The pandemic sure has led hospitals to redefine their strategies and policies for the long term. Right from revising the hospital visitor policy and making it more restrictive, to minimising the presence of bystanders and leveraging technology in the form of web portals and mobile apps to help relatives keep a tab on ICU patients, schedule appointments and make payments, hospitals are taking the challenge of revamping themselves head on.
“The new norm is that every patient who comes in, if planned for admission, will either go for surgery or chemotherapy. But first he has to undergo a Covid-19 test,” says Dr Rajesh Mistry, director, oncology, Kokilaben Dhirubhai Ambani hospital in Mumbai. “And only if found negative, will he or she be admitted.
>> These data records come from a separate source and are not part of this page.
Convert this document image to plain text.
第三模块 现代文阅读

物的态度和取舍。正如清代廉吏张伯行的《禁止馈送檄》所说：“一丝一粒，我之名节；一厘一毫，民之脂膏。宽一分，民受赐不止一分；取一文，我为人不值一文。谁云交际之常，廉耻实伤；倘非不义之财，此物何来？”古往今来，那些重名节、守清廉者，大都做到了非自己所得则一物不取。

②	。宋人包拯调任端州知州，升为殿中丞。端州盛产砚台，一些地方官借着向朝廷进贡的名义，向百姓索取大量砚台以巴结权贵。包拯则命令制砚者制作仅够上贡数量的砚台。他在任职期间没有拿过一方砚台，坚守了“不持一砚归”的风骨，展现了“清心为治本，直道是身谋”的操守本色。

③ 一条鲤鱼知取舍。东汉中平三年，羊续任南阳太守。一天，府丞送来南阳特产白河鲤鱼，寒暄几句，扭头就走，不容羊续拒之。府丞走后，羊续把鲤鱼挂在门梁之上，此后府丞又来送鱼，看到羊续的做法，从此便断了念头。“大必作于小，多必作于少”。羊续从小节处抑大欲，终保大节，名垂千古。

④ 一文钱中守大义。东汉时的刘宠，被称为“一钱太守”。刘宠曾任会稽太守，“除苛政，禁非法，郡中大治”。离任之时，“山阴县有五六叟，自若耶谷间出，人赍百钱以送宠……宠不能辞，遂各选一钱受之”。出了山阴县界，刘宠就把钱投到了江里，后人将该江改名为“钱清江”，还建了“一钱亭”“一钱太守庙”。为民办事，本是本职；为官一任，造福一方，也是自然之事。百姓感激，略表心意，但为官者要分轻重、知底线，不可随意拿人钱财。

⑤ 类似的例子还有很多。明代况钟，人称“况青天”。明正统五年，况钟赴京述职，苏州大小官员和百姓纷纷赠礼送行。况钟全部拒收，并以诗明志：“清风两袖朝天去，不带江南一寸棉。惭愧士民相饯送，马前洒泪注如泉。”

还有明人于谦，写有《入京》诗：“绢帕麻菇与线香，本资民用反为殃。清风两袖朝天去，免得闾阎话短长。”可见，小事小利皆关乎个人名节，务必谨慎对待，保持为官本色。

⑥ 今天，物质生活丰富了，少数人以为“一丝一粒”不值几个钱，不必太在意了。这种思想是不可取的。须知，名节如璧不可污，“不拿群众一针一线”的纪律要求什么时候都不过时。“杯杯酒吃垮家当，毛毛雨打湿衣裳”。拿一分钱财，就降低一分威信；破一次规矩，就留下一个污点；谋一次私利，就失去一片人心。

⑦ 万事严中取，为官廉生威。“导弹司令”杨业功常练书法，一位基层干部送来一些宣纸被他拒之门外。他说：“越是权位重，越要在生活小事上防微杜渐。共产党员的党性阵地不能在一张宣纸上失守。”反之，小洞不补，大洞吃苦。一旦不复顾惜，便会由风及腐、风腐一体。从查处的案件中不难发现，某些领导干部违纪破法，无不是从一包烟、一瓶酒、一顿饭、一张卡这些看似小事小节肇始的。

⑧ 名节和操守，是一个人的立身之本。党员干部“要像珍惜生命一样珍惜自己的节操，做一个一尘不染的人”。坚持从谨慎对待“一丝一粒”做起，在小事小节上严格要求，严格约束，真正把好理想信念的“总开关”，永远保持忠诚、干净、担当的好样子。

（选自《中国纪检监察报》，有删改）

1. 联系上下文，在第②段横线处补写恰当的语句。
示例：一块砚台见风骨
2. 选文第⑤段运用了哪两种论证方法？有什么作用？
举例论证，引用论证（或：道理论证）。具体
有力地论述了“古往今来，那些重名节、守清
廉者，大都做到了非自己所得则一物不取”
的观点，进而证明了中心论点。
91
Plus, the hospital has to take measures to prevent the spread of infection while the patient is in the hospital.”
In the nine months inside the Covid-19 ward at Jaslok Hospital, head nurse Dhanashree Parab, 47, acutely felt the lack of training and knowledge of essential medical concepts among nurses. “We need to keep our nurses well-equipped, too, in terms of knowledge and know-how,” she says. “Sadly, only doctors are given that priority. But given how nurses discharge responsibilities while fighting on the frontlines, trainings should be prioritised for them, too.” Jaslok Hospital underwent a massive disinfection exercise after it was declared a containment zone and more than 60 of its staff tested positive between April and May.
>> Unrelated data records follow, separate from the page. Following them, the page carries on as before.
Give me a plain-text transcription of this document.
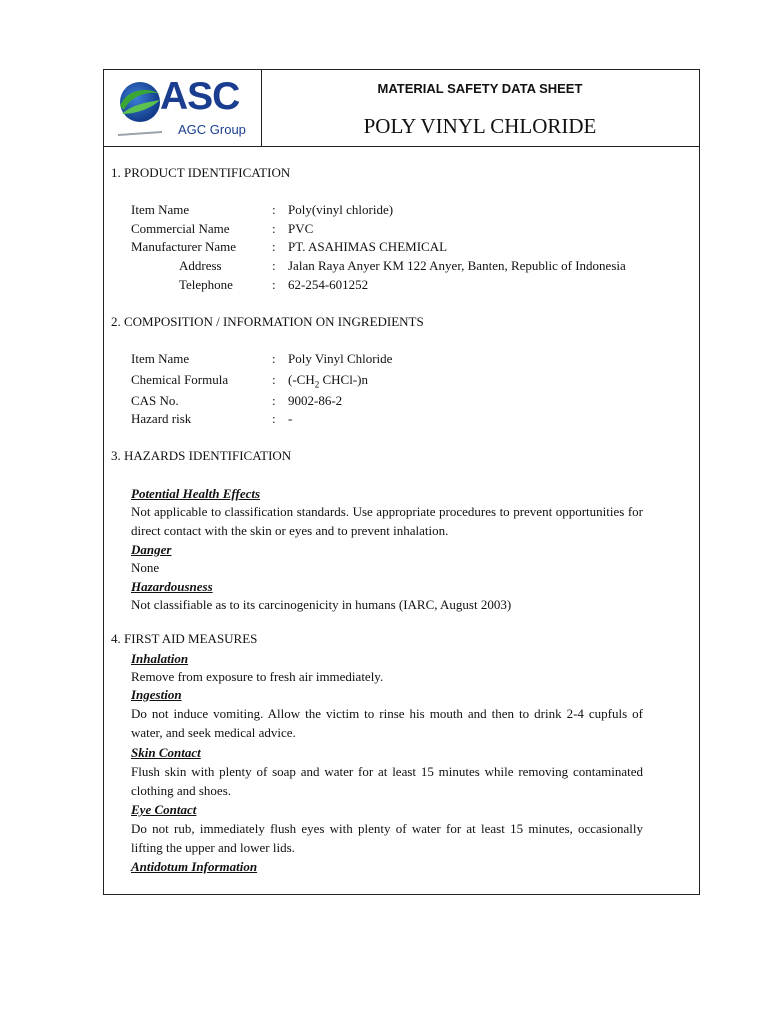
ASC
AGC Group
MATERIAL SAFETY DATA SHEET
POLY VINYL CHLORIDE
1. PRODUCT IDENTIFICATION
Item Name	: Poly(vinyl chloride)
Commercial Name	: PVC
Manufacturer Name	: PT. ASAHIMAS CHEMICAL
Address	: Jalan Raya Anyer KM 122 Anyer, Banten, Republic of Indonesia
Telephone	: 62-254-601252
2. COMPOSITION / INFORMATION ON INGREDIENTS
Item Name	: Poly Vinyl Chloride
Chemical Formula	: ($-CH_2$ CHCl-)n
CAS No.	: 9002-86-2
Hazard risk	: -
3. HAZARDS IDENTIFICATION
Potential Health Effects
Not applicable to classification standards. Use appropriate procedures to prevent opportunities for direct contact with the skin or eyes and to prevent inhalation.
Danger
None
Hazardousness
Not classifiable as to its carcinogenicity in humans (IARC, August 2003)
4. FIRST AID MEASURES
Inhalation
Remove from exposure to fresh air immediately.
Ingestion
Do not induce vomiting. Allow the victim to rinse his mouth and then to drink 2-4 cupfuls of water, and seek medical advice.
Skin Contact
Flush skin with plenty of soap and water for at least 15 minutes while removing contaminated clothing and shoes.
Eye Contact
Do not rub, immediately flush eyes with plenty of water for at least 15 minutes, occasionally lifting the upper and lower lids.
Antidotum Information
As trials for India’s Covid-19 vaccine begin across state-run hospitals in Mumbai, Bharmal says that we have come a long way. “I know there were hiccups, but that was bound to be there, given that nobody had any clue about how the virus would behave in the first few months of the pandemic,” he says. The hospital has made a number of on-ground policy changes, including revising the discharge policy, which was “most essential because otherwise there was a stagnation and we could not admit more patients,” explains Bharmal. Among infrastructure changes, CCTVs have been installed inside wards, nursing stations and screening OPDs so as to control the activities from a dedicated war room. The entire manpower came together at Nair, including professors and students from the attached medical college. Dr Surbhi Rathi, professor of paediatrics, turned into a skilled administrator when she broke down the entire operation into smaller teams for each aspect. “Formulating of pathways within the hospital so as to keep Covid and non-Covid patients separate in such a large hospital became the foremost task, alongside setting up of screening OPDs,” she says.
Hospitals in India did break their back in tackling Covid-19, but they stood up to the challenge and how.